An Australian community assisting a Timorese community to cover these costs will have a strong link into that community through the volunteer. The volunteer will maintain an open line of communication about the value of the work being undertaken. The volunteer may return at different points, perhaps with a local counterpart from the Timorese community to inspire the Australian community further in their engagement. (eg. With the support of Australian communities we have seen Timorese able to take up further studies and work experience in Australia after initial grounding in a field with a Palms’ volunteer.) Outcomes are as open as the relationship between the communities allows.

Where such relationships do not exist effective communication is not enabled and well intentioned donations to one anonymous project after another can leave donors disconnected from real human engagement, wondering what the outcomes of their contributions might have been. Donors lose interest. Programs and projects are unable to go to the next level and often fail due to lack of capacity in the local community to sustain what may have seemed like a good idea at the time. This can be avoided.

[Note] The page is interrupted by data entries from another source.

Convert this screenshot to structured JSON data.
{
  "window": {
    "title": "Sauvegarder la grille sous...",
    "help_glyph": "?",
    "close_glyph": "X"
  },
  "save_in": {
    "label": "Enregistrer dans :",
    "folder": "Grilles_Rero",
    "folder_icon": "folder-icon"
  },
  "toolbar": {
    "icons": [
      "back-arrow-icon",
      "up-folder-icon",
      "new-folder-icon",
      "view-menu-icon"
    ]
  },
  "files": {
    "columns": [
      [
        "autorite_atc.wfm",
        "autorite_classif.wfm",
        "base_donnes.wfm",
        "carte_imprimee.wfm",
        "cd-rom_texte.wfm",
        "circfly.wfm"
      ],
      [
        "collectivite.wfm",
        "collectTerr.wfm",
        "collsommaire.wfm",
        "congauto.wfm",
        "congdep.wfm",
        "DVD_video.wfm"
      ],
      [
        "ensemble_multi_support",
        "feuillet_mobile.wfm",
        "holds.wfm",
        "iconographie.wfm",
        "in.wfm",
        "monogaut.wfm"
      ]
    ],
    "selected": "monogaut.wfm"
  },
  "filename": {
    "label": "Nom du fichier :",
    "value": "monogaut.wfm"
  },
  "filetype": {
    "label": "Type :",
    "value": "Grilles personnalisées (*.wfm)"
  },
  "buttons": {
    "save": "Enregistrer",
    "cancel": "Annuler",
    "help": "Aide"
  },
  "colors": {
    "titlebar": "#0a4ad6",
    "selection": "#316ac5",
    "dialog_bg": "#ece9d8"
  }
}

What Palms CommUNITY offers is a low-key, grass-roots oriented connection, that facilitates sound and fulfilling community-to-community relationship based development, rather than an administratively heavy organisation attempting to control the development outcomes for communities. Our experience combined with a volunteer on the ground can assist your community to avoid the mistakes often made by well-intentioned, but poorly planned, assistance that can produce dependency in the recipients and disenchantment in the donor.

If you are interested in bringing the inspiration of Palms CommUNITY to your community contact me and I will be only too happy to arrange a meeting with you. I will be visiting Brisbane in March, Adelaide in April, Melbourne in May and otherwise available in Sydney. I would be happy to speak to any community leaders before that and arrange to bring a volunteer to meet with them if you thought it may be an appropriate way to proceed.


A CommUNITY success story

Before departing for Lusaka, Zambia, Emma and Stephen Yates (pictured with their sons Brendan and Damon) engaged their commUNITY through a sending ceremony in their home parish (the Anglican parish of Warwick) and a dinner with friends organised by Palms’ returnees Antony and Elia Faa. Consequently, their parish and a dozen of their friends have signed up to be part of their CommUNITY, sharing in their journey and supporting their work at Zambia Episcopal Conference and Cardinal Adam Memorial Hospital.

The contributions made through CommUNITY have reached almost half of our two-year fundraising target of $24,700, essentially providing Zambia with a doctor and a lawyer for 12 months, valued at over $150,000.

This CommUNITY will benefit from personalised updates about the development outcomes being achieved and the knowledge that Emma and Stephen will be terrific assets to their Zambian hosts.